民法第255条
共有者の一人が、その持分を放棄したとき、又は死亡して相続人がないときは、その持分は、他の共有者に帰属する。

条文の趣旨と解説

持分の放棄について

共有者は、その持分を放棄することができ、共有者の一人が持分を放棄したときは、その持分は他の共有者に帰属します。

持分の放棄は、本来、相手方を必要としない意思表示から成る単独行為ですが、その放棄によって直接利益を受ける他の共有者に対する意思表示によってもすることができます(最高裁昭和42年6月22日第一小法廷判決参照)。

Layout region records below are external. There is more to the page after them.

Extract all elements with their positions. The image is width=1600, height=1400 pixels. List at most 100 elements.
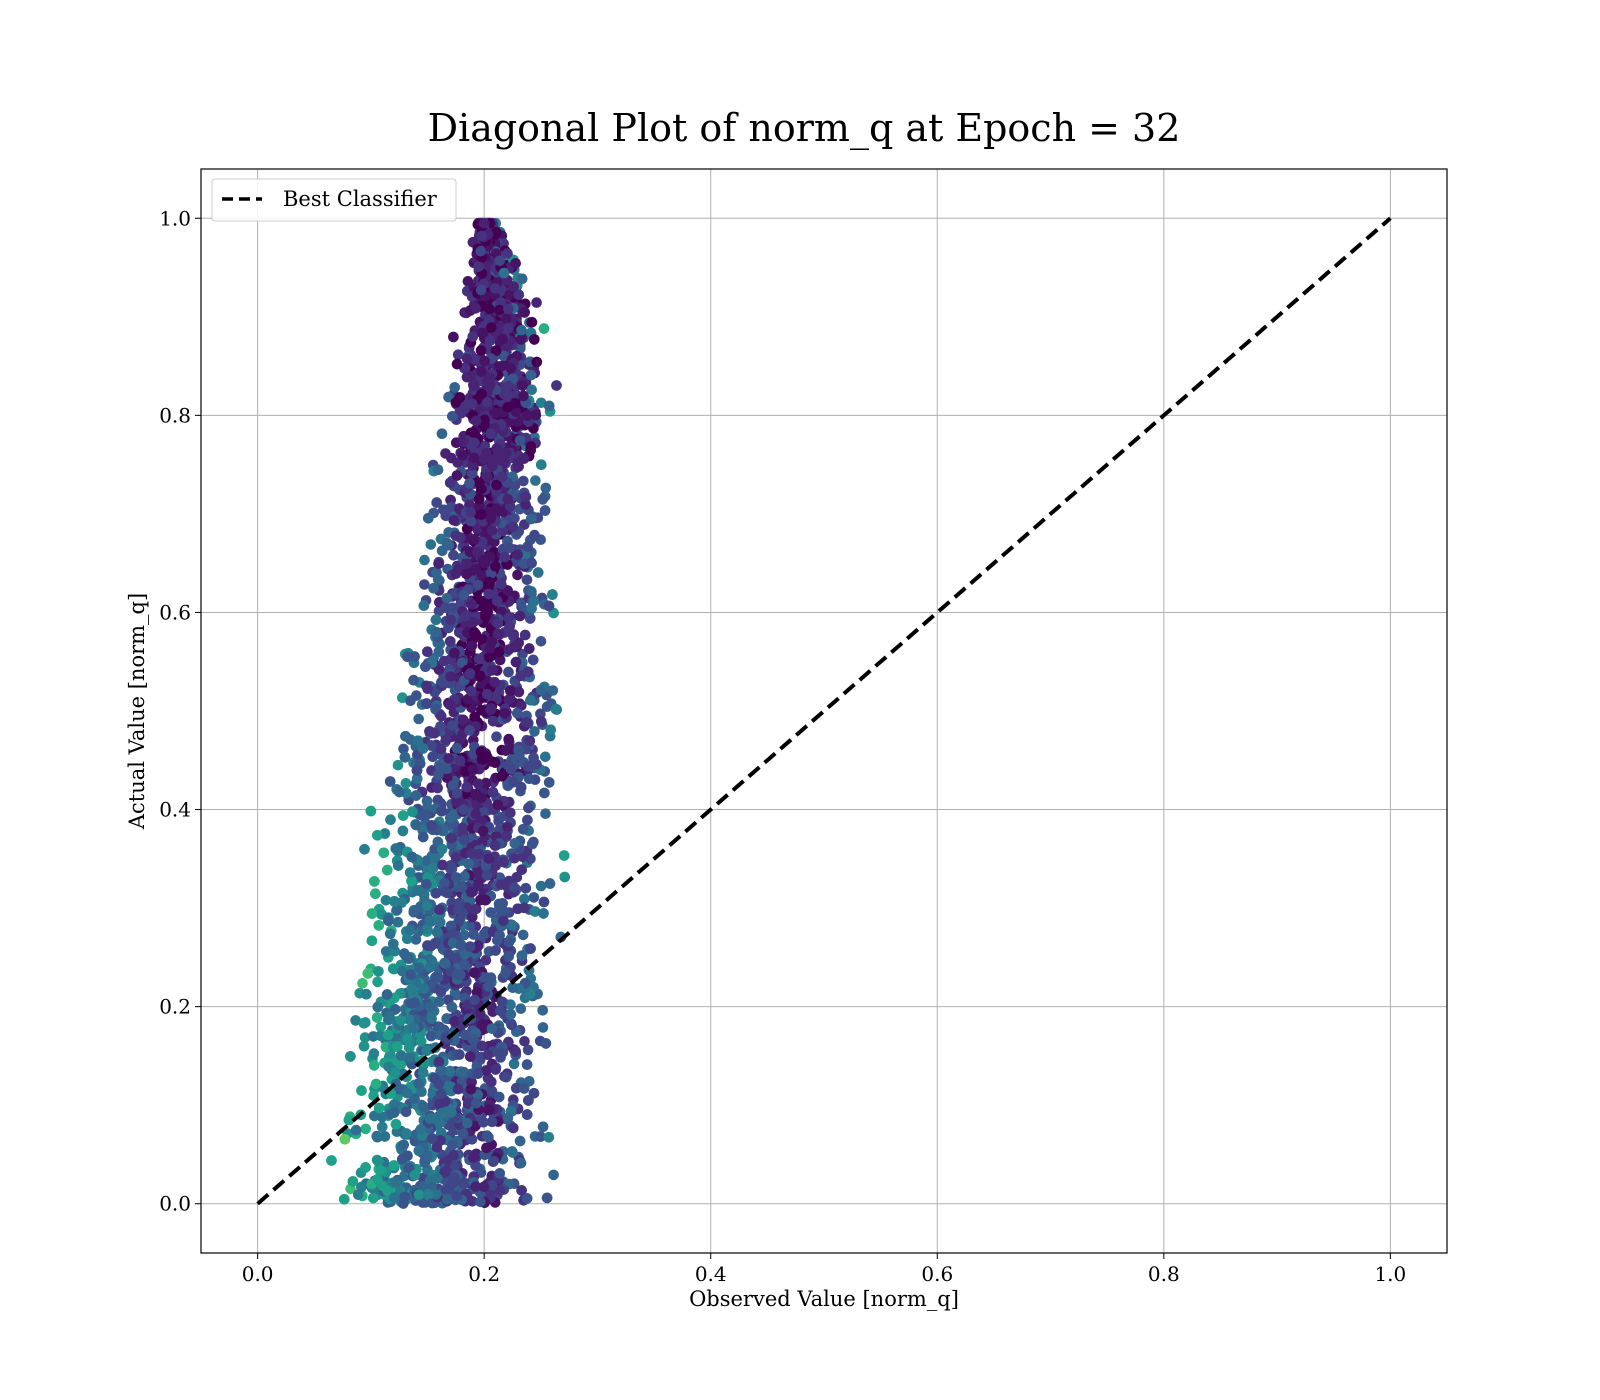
scatter-point — [372, 1001, 384, 1013]
scatter-point — [467, 427, 479, 438]
scatter-point — [476, 509, 487, 520]
scatter-point — [419, 579, 430, 590]
scatter-point — [388, 938, 399, 950]
scatter-point — [519, 1036, 530, 1047]
scatter-point — [530, 409, 542, 421]
scatter-point — [519, 307, 530, 318]
scatter-point — [480, 611, 491, 622]
scatter-point — [488, 1155, 500, 1167]
scatter-point — [446, 1001, 458, 1013]
scatter-point — [409, 1093, 420, 1105]
scatter-point — [498, 350, 510, 362]
scatter-point — [431, 497, 443, 508]
scatter-point — [397, 692, 408, 703]
scatter-point — [487, 786, 499, 798]
scatter-point — [392, 916, 404, 928]
scatter-point — [417, 831, 429, 843]
scatter-point — [470, 808, 482, 820]
scatter-point — [395, 1059, 406, 1071]
scatter-point — [523, 802, 534, 814]
scatter-point — [415, 1036, 427, 1047]
scatter-point — [537, 1005, 548, 1016]
scatter-point — [513, 686, 525, 698]
scatter-point — [418, 889, 430, 900]
scatter-point — [360, 1162, 371, 1173]
scatter-point — [494, 1168, 506, 1179]
scatter-point — [385, 814, 396, 825]
scatter-point — [535, 397, 547, 409]
scatter-point — [347, 1176, 359, 1187]
scatter-point — [384, 776, 396, 787]
scatter-point — [537, 494, 548, 505]
scatter-point — [451, 872, 462, 883]
scatter-point — [475, 345, 487, 356]
scatter-point — [410, 790, 422, 801]
scatter-point — [493, 1091, 505, 1103]
scatter-point — [366, 908, 378, 919]
scatter-point — [424, 726, 435, 737]
scatter-point — [452, 457, 464, 468]
scatter-point — [486, 1180, 498, 1191]
scatter-point — [502, 1112, 514, 1124]
scatter-point — [531, 759, 542, 770]
scatter-point — [467, 764, 479, 775]
scatter-point — [413, 1189, 425, 1200]
scatter-point — [404, 867, 416, 878]
scatter-point — [388, 1099, 400, 1110]
scatter-point — [547, 685, 559, 696]
scatter-point — [435, 1065, 447, 1077]
scatter-point — [515, 781, 527, 793]
scatter-point — [455, 939, 467, 951]
scatter-point — [473, 778, 484, 790]
scatter-point — [529, 726, 540, 737]
scatter-point — [464, 920, 476, 931]
scatter-point — [434, 916, 446, 928]
scatter-point — [466, 1134, 478, 1145]
scatter-point — [518, 558, 530, 570]
scatter-point — [356, 1085, 367, 1096]
scatter-point — [526, 317, 538, 328]
scatter-point — [418, 600, 430, 611]
scatter-point — [359, 1032, 371, 1043]
scatter-point — [529, 529, 540, 541]
scatter-point — [505, 763, 517, 775]
scatter-point — [521, 1193, 533, 1204]
scatter-point — [372, 1174, 383, 1185]
scatter-point — [487, 454, 499, 466]
scatter-point — [484, 551, 496, 562]
scatter-point — [421, 698, 433, 709]
scatter-point — [454, 627, 465, 638]
scatter-point — [370, 1078, 382, 1090]
scatter-point — [535, 708, 546, 720]
scatter-point — [454, 1049, 465, 1060]
scatter-point — [397, 825, 409, 837]
scatter-point — [485, 428, 497, 440]
scatter-point — [529, 906, 541, 917]
scatter-point — [503, 644, 515, 655]
scatter-point — [408, 674, 419, 686]
scatter-point — [456, 1075, 468, 1087]
scatter-point — [420, 661, 431, 672]
scatter-point — [391, 904, 403, 916]
scatter-point — [461, 399, 472, 411]
scatter-point — [432, 971, 444, 983]
scatter-point — [358, 1017, 370, 1029]
scatter-point — [510, 656, 522, 668]
scatter-point — [535, 880, 547, 892]
scatter-point — [458, 1177, 469, 1189]
scatter-point — [423, 513, 434, 524]
scatter-point — [435, 743, 447, 755]
scatter-point — [513, 637, 524, 648]
scatter-point — [538, 908, 549, 919]
scatter-point — [528, 892, 540, 903]
scatter-point — [517, 929, 529, 941]
scatter-point — [475, 1196, 486, 1208]
scatter-point — [434, 1117, 445, 1129]
scatter-point — [370, 888, 381, 899]
scatter-point — [494, 304, 505, 316]
scatter-point — [522, 541, 533, 552]
scatter-point — [440, 510, 452, 522]
scatter-point — [457, 1128, 469, 1139]
scatter-point — [522, 814, 533, 826]
scatter-point — [421, 855, 433, 866]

不動産の持分の放棄による物権変動は、登記をしなければ第三者に対抗することができないと解されています(民法177条)。この場合に、「その権利の変動を第三者に対抗するためには、不動産登記法上、右放棄にかかる持分権の移転登記をなすべきであって、すでになされている右持分権取得登記の抹消登記をすることは許されない」とされています(最高裁昭和44年3月27日第一小法廷判決)。

共有者の一人が相続人なくして死亡した場合

本来、相続人のあることが明らかでない場合には、民法951条から民法958条に定める清算手続を経て、なお残存する相続財産があるときは、その相続財産は国庫に帰属するものとされています(民法959条前段)。
本条は、相続財産が共有持分の場合にも、相続財産不存在の場合の上記取扱いを貫くと、国と他の共有者との間に共有関係が生じ、国としても財産管理上の手数がかかるなど不便であり、また、そうすべき実益もないので、むしろ、そのような場合にはその持分を他の共有者に帰属させた方がよいとの考慮から、相続財産の国庫帰属に対する例外として設けられたものです(最高裁平成元年11月24日第二小法廷判決)。

共有者の一人が死亡して相続人がなく、かつ、特別縁故者(民法958条の2)に対する財産分与がされないことが確定したとき(最高裁平成元年11月24日第二小法廷判決)、その共有持分は他の共有者に帰属することとなります。